You can best believe I grabbed the entire stack of the publication from our school’s staff room. Oddly, it just so happened the student whose letter was published was tardy that day, and I took those first five minutes to share the good news with the class. They were ecstatic, and came up with a plan of how to let their classmate know.
Upon his entrance into the classroom, the students began clapping and cheering. The student was so bewildered, eyes growing larger as he looked at the newspaper his peers were pointing at. He was speechless. I was basically in tears. (It’s true: One of the students in the class was recording the entire thing.)
I couldn’t have been prouder. In my teaching career, there are only a handful of key rare moments that really define why we do this job and what we’re really teaching our students. This was one.

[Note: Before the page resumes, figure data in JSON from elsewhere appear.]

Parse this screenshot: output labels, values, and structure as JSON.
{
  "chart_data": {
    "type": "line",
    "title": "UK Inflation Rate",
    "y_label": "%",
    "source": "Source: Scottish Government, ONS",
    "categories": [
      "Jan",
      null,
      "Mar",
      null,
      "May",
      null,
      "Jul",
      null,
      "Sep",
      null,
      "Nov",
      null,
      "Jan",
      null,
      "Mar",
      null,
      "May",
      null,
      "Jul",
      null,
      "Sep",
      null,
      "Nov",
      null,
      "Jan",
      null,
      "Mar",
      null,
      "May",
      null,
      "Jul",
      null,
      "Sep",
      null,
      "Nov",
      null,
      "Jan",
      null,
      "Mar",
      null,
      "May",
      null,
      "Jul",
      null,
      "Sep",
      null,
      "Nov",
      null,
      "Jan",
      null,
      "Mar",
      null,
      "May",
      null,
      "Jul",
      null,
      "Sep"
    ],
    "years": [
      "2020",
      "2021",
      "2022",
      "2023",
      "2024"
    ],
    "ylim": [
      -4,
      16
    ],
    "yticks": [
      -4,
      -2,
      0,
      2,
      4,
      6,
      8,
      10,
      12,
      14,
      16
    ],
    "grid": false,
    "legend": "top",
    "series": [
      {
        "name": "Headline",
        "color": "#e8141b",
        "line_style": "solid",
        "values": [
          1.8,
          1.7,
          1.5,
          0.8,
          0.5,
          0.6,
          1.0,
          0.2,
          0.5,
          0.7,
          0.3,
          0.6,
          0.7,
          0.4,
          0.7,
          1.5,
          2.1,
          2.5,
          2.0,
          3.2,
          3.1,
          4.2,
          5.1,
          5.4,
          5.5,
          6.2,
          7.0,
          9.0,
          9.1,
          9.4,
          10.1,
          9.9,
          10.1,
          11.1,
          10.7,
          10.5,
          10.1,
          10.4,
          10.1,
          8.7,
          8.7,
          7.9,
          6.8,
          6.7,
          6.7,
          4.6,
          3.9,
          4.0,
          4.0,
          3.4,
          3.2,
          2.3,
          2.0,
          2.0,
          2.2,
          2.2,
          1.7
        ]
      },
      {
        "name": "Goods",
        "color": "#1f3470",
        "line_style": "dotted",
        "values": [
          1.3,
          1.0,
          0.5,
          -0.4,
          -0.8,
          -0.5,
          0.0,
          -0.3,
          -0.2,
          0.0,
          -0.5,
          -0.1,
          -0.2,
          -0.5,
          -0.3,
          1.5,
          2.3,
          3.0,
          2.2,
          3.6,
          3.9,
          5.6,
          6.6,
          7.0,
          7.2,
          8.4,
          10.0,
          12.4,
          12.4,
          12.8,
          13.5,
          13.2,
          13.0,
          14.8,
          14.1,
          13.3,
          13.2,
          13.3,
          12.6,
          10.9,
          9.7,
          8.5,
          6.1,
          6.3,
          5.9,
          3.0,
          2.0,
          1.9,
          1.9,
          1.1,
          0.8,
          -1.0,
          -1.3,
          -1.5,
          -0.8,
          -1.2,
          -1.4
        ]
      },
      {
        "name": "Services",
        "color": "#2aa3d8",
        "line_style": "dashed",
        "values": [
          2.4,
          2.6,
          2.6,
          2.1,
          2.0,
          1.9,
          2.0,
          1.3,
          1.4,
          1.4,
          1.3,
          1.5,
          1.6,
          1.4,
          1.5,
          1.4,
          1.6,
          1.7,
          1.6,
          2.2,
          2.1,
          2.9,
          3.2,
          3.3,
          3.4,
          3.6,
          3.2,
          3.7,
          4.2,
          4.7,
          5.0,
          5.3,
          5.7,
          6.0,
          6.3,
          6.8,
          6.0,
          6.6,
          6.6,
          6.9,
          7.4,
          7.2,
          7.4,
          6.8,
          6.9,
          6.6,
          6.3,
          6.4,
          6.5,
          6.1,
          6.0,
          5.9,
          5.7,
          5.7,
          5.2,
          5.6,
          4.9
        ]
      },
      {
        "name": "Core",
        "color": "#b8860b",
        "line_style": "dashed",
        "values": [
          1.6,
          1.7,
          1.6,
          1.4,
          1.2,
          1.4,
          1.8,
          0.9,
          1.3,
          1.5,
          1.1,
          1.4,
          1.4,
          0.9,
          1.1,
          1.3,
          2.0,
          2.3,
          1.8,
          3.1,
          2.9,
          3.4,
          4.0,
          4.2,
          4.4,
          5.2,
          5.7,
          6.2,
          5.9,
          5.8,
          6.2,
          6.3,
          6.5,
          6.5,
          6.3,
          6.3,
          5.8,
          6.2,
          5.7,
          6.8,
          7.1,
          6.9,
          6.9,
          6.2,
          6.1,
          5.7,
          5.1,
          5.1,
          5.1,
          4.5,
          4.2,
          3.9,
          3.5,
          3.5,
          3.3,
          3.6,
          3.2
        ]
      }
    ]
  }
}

I hold onto this memory tightly now as we experience the viral effects of COVID-19, particularly as it’s been challenging to convene as a class and discuss what’s happening around us. I hold onto this memory hoping that wherever life takes these students, many of whom are youth of colour, that they feel equipped to resist against the growing xenophobia and racism that seems to have been given license to virulently spread.
I look back to this experience and my students, and how they teach me so much about what empathy, integrity, and courage can look like beyond the classroom walls… and isn’t that what education is all about?
Forging a new path forward
COVID-19 blindsided everyone. It has shone a light on the societal realities of inequities that are often swept under the rug. It has revealed power structures and power players that are ignored and accepted as status quo. It has demonstrated that even still, people have found ways to be resilient despite broken systems. It shows us we need to do a collective better.
These realities are reflected just the same in the education system and in our schools. How does educational leadership respond to a global health pandemic while being sensitive and aware that race is at the forefront of this experience? Now more than ever, COVID-19 highlights that anti-racism education cannot be a mere reactive approach. Anti-racism work must be ongoing and intentional.
If we really want to eradicate hatred in our education system and individual learning, then we need to move away from the guise of celebrating multicultural days as being proof that our schools are not racist.
If we are truly committed to bias and racist- free environments in our schools, then this commitment requires every single actor within the education system to reflect on their power, privilege, and positionality, lean into this discomfort, unlearn their biases, and adopt a perspective that views the world from an equitable lens.
Unfortunately, the conversations that I have with my students and the work that we do in my classroom are not enough. And more importantly, anti-racism work can’t just be the assumed or burdened responsibility of folks of colour, but for the collective.
Anti-bias work is not a performative checklist: It is continuous, it is necessary, and it can be transformational.